What does Brexit mean for SEPA transfers?
Tips / 23.03.2021
On 23 June 2016, the UK voted to leave the European Union (EU) by a majority of 51.9% to 48.1%.
Following many discussions and negotiations, the UK decided on 31 December 2020 as the date that would mark the end of the “transition period”.
What this resulted in was uncertainty, especially in the field of finances and cross-border payments.
One such topic of discussion was whether the UK would still be a part of SEPA.
But before we answer this question, it’s a good idea to define what SEPA is.
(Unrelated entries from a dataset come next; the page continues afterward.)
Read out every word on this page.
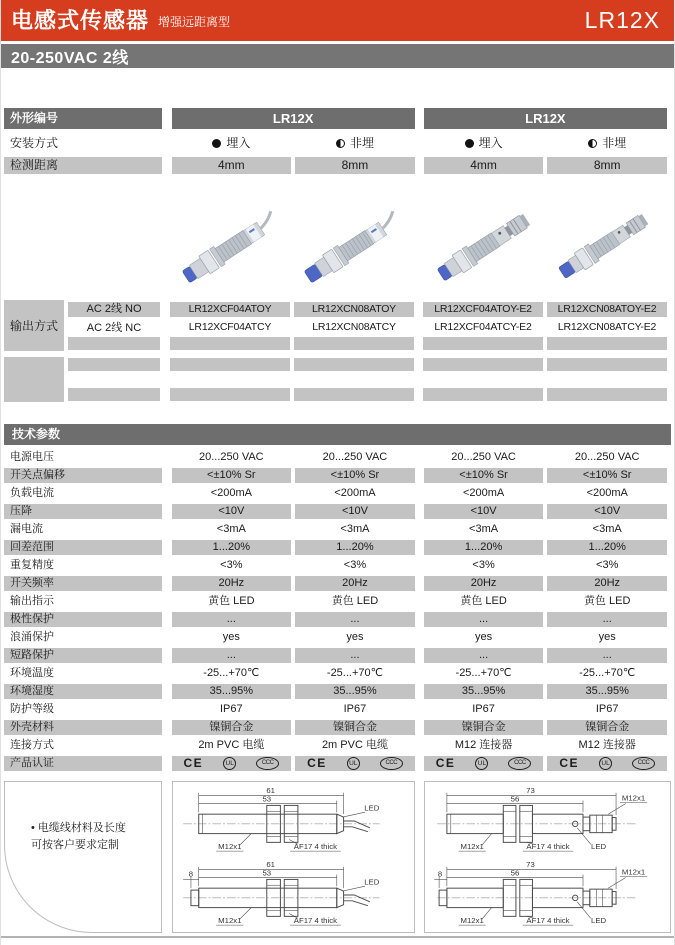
电感式传感器 增强远距离型	LR12X
20-250VAC 2线
外形编号	LR12X	LR12X
安装方式	埋入	非埋	埋入	非埋
检测距离	4mm	8mm	4mm	8mm
输出方式
AC 2线 NO	LR12XCF04ATOY	LR12XCN08ATOY	LR12XCF04ATOY-E2	LR12XCN08ATOY-E2
AC 2线 NC	LR12XCF04ATCY	LR12XCN08ATCY	LR12XCF04ATCY-E2	LR12XCN08ATCY-E2
技术参数
电源电压	20...250 VAC	20...250 VAC	20...250 VAC	20...250 VAC
开关点偏移	<±10% Sr	<±10% Sr	<±10% Sr	<±10% Sr
负载电流	<200mA	<200mA	<200mA	<200mA
压降	<10V	<10V	<10V	<10V
漏电流	<3mA	<3mA	<3mA	<3mA
回差范围	1...20%	1...20%	1...20%	1...20%
重复精度	<3%	<3%	<3%	<3%
开关频率	20Hz	20Hz	20Hz	20Hz
输出指示	黄色 LED	黄色 LED	黄色 LED	黄色 LED
极性保护	...	...	...	...
浪涌保护	yes	yes	yes	yes
短路保护	...	...	...	...
环境温度	-25...+70℃	-25...+70℃	-25...+70℃	-25...+70℃
环境湿度	35...95%	35...95%	35...95%	35...95%
防护等级	IP67	IP67	IP67	IP67
外壳材料	镍铜合金	镍铜合金	镍铜合金	镍铜合金
连接方式	2m PVC 电缆	2m PVC 电缆	M12 连接器	M12 连接器
产品认证	CE	UL	CCC	CE	UL	CCC	CE	UL	CCC	CE	UL	CCC
• 电缆线材料及长度
可按客户要求定制
61
53
M12x1	AF17 4 thick
LED
61
53
8
M12x1	AF17 4 thick
LED
73
56	M12x1
M12x1	AF17 4 thick	LED
73
56
8	M12x1
M12x1	AF17 4 thick	LED
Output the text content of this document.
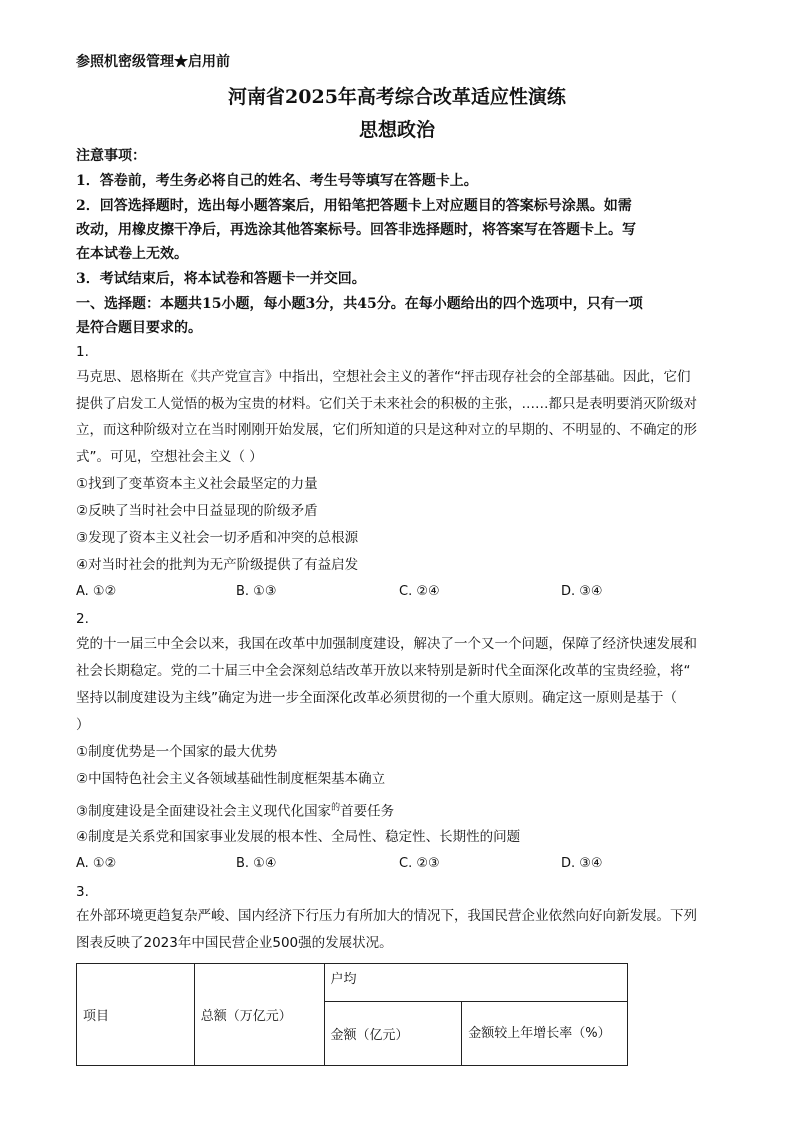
参照机密级管理★启用前
河南省2025年高考综合改革适应性演练
思想政治
注意事项：
1．答卷前，考生务必将自己的姓名、考生号等填写在答题卡上。
2．回答选择题时，选出每小题答案后，用铅笔把答题卡上对应题目的答案标号涂黑。如需
改动，用橡皮擦干净后，再选涂其他答案标号。回答非选择题时，将答案写在答题卡上。写
在本试卷上无效。
3．考试结束后，将本试卷和答题卡一并交回。
一、选择题：本题共15小题，每小题3分，共45分。在每小题给出的四个选项中，只有一项
是符合题目要求的。
1.
马克思、恩格斯在《共产党宣言》中指出，空想社会主义的著作“抨击现存社会的全部基础。因此，它们
提供了启发工人觉悟的极为宝贵的材料。它们关于未来社会的积极的主张，……都只是表明要消灭阶级对
立，而这种阶级对立在当时刚刚开始发展，它们所知道的只是这种对立的早期的、不明显的、不确定的形
式”。可见，空想社会主义（ ）
①找到了变革资本主义社会最坚定的力量
②反映了当时社会中日益显现的阶级矛盾
③发现了资本主义社会一切矛盾和冲突的总根源
④对当时社会的批判为无产阶级提供了有益启发
A. ①②	B. ①③	C. ②④	D. ③④
2.
党的十一届三中全会以来，我国在改革中加强制度建设，解决了一个又一个问题，保障了经济快速发展和
社会长期稳定。党的二十届三中全会深刻总结改革开放以来特别是新时代全面深化改革的宝贵经验，将“
坚持以制度建设为主线”确定为进一步全面深化改革必须贯彻的一个重大原则。确定这一原则是基于（
）
①制度优势是一个国家的最大优势
②中国特色社会主义各领域基础性制度框架基本确立
③制度建设是全面建设社会主义现代化国家$^的$首要任务
④制度是关系党和国家事业发展的根本性、全局性、稳定性、长期性的问题
A. ①②	B. ①④	C. ②③	D. ③④
3.
在外部环境更趋复杂严峻、国内经济下行压力有所加大的情况下，我国民营企业依然向好向新发展。下列
图表反映了2023年中国民营企业500强的发展状况。
项目	总额（万亿元）	户均	
		金额（亿元）	金额较上年增长率（%）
What is SEPA and why should you use it?
Standing for “Single Euro Payments Area”, SEPA is a pan-European initiative which enables you to send and receive payments in euros between two cross-border bank accounts.
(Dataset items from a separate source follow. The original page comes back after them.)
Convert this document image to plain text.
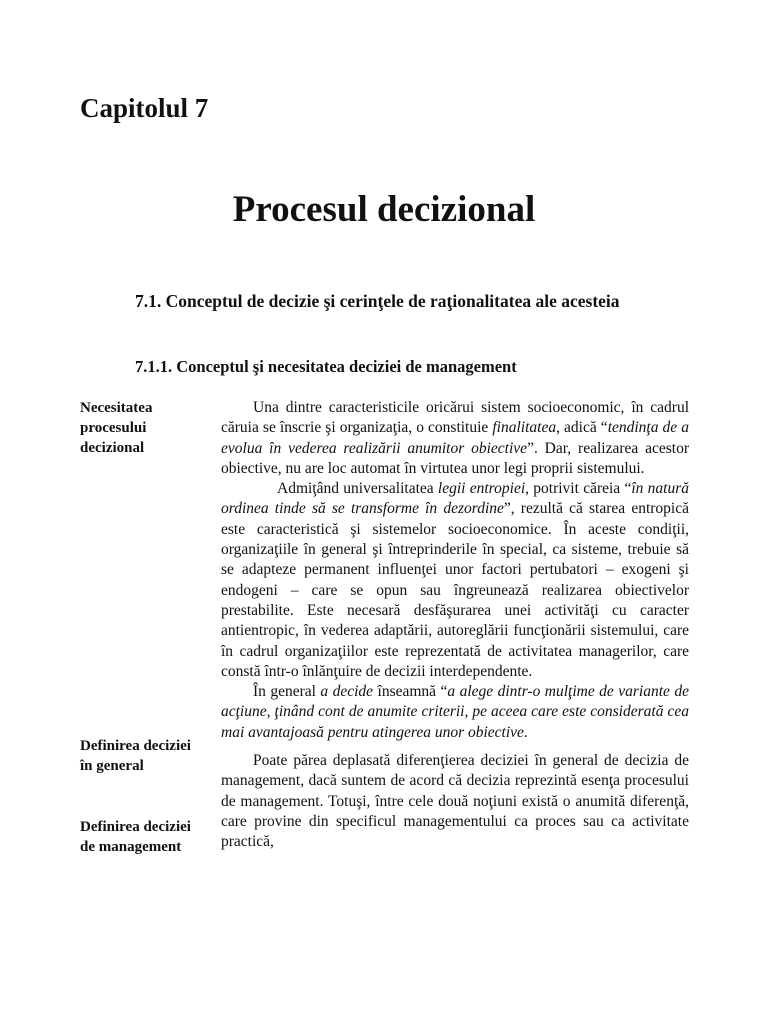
Capitolul 7
Procesul decizional
7.1. Conceptul de decizie şi cerinţele de raţionalitatea ale acesteia
7.1.1. Conceptul şi necesitatea deciziei de management
Necesitatea procesului decizional
Definirea deciziei în general
Definirea deciziei de management

Una dintre caracteristicile oricărui sistem socioeconomic, în cadrul căruia se înscrie şi organizaţia, o constituie finalitatea, adică “tendinţa de a evolua în vederea realizării anumitor obiective”. Dar, realizarea acestor obiective, nu are loc automat în virtutea unor legi proprii sistemului.

Admiţând universalitatea legii entropiei, potrivit căreia “în natură ordinea tinde să se transforme în dezordine”, rezultă că starea entropică este caracteristică şi sistemelor socioeconomice. În aceste condiţii, organizaţiile în general şi întreprinderile în special, ca sisteme, trebuie să se adapteze permanent influenţei unor factori pertubatori – exogeni şi endogeni – care se opun sau îngreunează realizarea obiectivelor prestabilite. Este necesară desfăşurarea unei activităţi cu caracter antientropic, în vederea adaptării, autoreglării funcţionării sistemului, care în cadrul organizaţiilor este reprezentată de activitatea managerilor, care constă într-o înlănţuire de decizii interdependente.

În general a decide înseamnă “a alege dintr-o mulţime de variante de acţiune, ţinând cont de anumite criterii, pe aceea care este considerată cea mai avantajoasă pentru atingerea unor obiective.

Poate părea deplasată diferenţierea deciziei în general de decizia de management, dacă suntem de acord că decizia reprezintă esenţa procesului de management. Totuşi, între cele două noţiuni există o anumită diferenţă, care provine din specificul managementului ca proces sau ca activitate practică,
While they may sound complex, such international transfers have been designed to be as simple as making transfers domestically.
In other words, SEPA enables businesses to make euro transfers, via direct debits and direct credits, to participating countries, using a single bank account within a standardised set of rules.
Is the UK still a part of SEPA?
Despite the transition period coming to an end, the short answer to the question “is the UK still a part of SEPA” is “yes”.
The reason for this is that UK Finance filed an application on behalf of UK payment service providers in 2018.
As part of this application, the European Payments Council was asked for permission to remain involved with SEPA, irrespective of whether there was a Brexit deal or no deal.
This was approved in March 2019, under the condition that the UK continued to comply with all the relevant criteria.
Essentially, this has meant that there are virtually no changes for the UK in terms of businesses making SEPA transfers to other countries within the area.